Developing Deep Search Capabilities, Considering Open-Sourcing Grok 2

In addition to launching Grok 3, xAI revealed that the company is establishing an AI game studio focused on serving consumers. Moreover, xAI is developing a deep search capability (DeepSearch) for Grok. This will become one of its AI agent's core capabilities. DeepSearch is a reasoning chatbot that can articulate its process for understanding queries and planning responses. The demonstration showed that DeepSearch has research, brainstorming, and data analysis functions. Musk's team also said they intend to launch a voice-based chatbot "as soon as possible."

Regarding whether Grok 3 will be open-sourced, Musk said, "We typically open-source the previous generation model when a new model is released, so in a few months, we will also open-source Grok 2."
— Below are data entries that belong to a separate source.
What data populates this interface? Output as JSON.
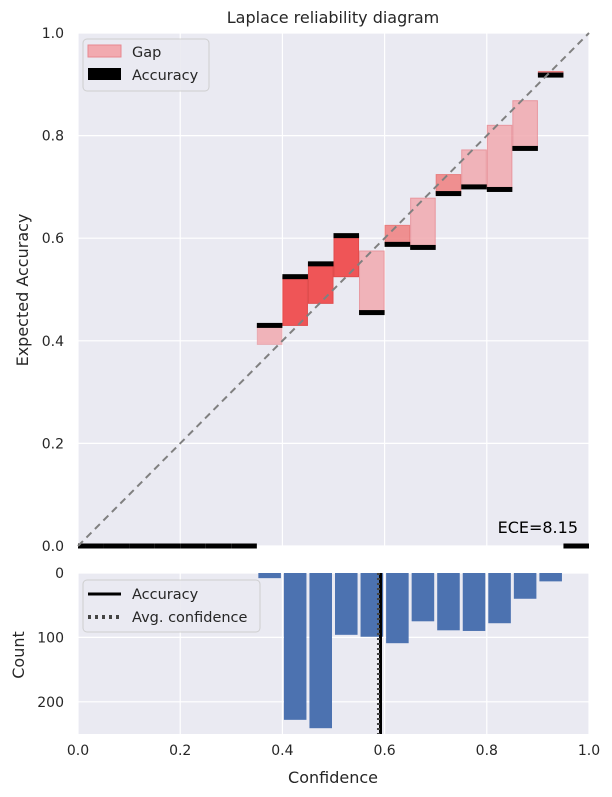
{
  "chart_data": [
    {
      "type": "bar",
      "title": "Laplace reliability diagram",
      "xlabel": "",
      "ylabel": "Expected Accuracy",
      "xlim": [
        0.0,
        1.0
      ],
      "ylim": [
        0.0,
        1.0
      ],
      "grid": true,
      "legend_position": "top-left",
      "legend": [
        "Gap",
        "Accuracy"
      ],
      "y_ticks": [
        "0.0",
        "0.2",
        "0.4",
        "0.6",
        "0.8",
        "1.0"
      ],
      "bin_width": 0.05,
      "bin_starts": [
        0.0,
        0.05,
        0.1,
        0.15,
        0.2,
        0.25,
        0.3,
        0.35,
        0.4,
        0.45,
        0.5,
        0.55,
        0.6,
        0.65,
        0.7,
        0.75,
        0.8,
        0.85,
        0.9,
        0.95
      ],
      "series": [
        {
          "name": "Accuracy",
          "values": [
            0,
            0,
            0,
            0,
            0,
            0,
            0,
            0.43,
            0.525,
            0.55,
            0.605,
            0.455,
            0.588,
            0.582,
            0.687,
            0.7,
            0.695,
            0.775,
            0.918,
            0
          ]
        },
        {
          "name": "Confidence",
          "values": [
            0,
            0,
            0,
            0,
            0,
            0,
            0,
            0.393,
            0.43,
            0.473,
            0.525,
            0.575,
            0.625,
            0.678,
            0.724,
            0.772,
            0.82,
            0.868,
            0.925,
            0
          ]
        }
      ],
      "annotation": "ECE=8.15",
      "color_accuracy": "#000000",
      "color_gap": "#f08080",
      "color_gap_strong": "#f03c3c",
      "color_gap_light": "#f2aab0",
      "color_diagonal": "#808080"
    },
    {
      "type": "bar",
      "xlabel": "Confidence",
      "ylabel": "Count",
      "xlim": [
        0.0,
        1.0
      ],
      "ylim": [
        250,
        0
      ],
      "grid": true,
      "legend_position": "top-left",
      "legend": [
        "Accuracy",
        "Avg. confidence"
      ],
      "x_ticks": [
        "0.0",
        "0.2",
        "0.4",
        "0.6",
        "0.8",
        "1.0"
      ],
      "y_ticks": [
        "0",
        "100",
        "200"
      ],
      "bin_starts": [
        0.35,
        0.4,
        0.45,
        0.5,
        0.55,
        0.6,
        0.65,
        0.7,
        0.75,
        0.8,
        0.85,
        0.9
      ],
      "bin_width": 0.05,
      "values": [
        8,
        228,
        241,
        96,
        99,
        109,
        75,
        89,
        90,
        78,
        40,
        13
      ],
      "accuracy_line": 0.592,
      "avg_confidence_line": 0.588,
      "color_bar": "#4c72b0",
      "color_accuracy": "#000000",
      "color_avg_conf": "#444444"
    }
  ]
}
As Grok-3 continues to set new records, the AI race is heating up. By strengthening reasoning capabilities, building massive computing clusters, and making experimental forays into applications like gaming, xAI is rapidly joining the top tier of large models alongside DeepSeek and ChatGPT. Grok-3's continued iteration shows that the AI competition is nowhere near its finish line — instead, it's entering an even more intense phase.